Page added on March 17, 2008
LONDON (Reuters) – Oil’s long-term supply constraints should make any fall in prices due to a recession in the United States only temporary, Giovanni Serio, an oil analyst at Goldman Sachs told Reuters.
Oil tumbled on Monday as investors took profits in financial markets unnerved by the bailout of U.S. investment bank Bear Stearns over the weekend.
The oil market had hit a string of record highs over the past week, taking it to $111.80 a barrel and had jumped about 16 percent since the start of this year partly due to the weak dollar, but also reflecting long-standing structural constraints on supply.
Investment bank Goldman Sachs said there was potential for a significant pull-back because of a U.S. slowdown, financial market gyrations and a seasonal increase in oil supplies due to the end of winter and oil refinery shut-downs for maintenance.

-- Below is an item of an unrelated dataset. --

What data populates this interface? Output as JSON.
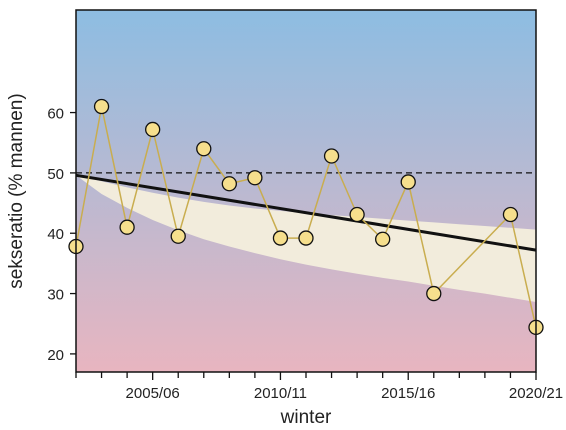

“The U.S. slowdown is already affecting oil demand and that is why we expect pressure on prices,” said Giovanni Serio, oil analyst at Goldman Sachs.
But he remained positive on oil long-term because of the market’s deeply-ingrained structural constraints that mean supply cannot easily rise to meet rapidly increasing demand from emerging countries like China and India.
“The driver is not demand, it’s supply,” he said, pointing to 20 years of underinvestment in new oil production.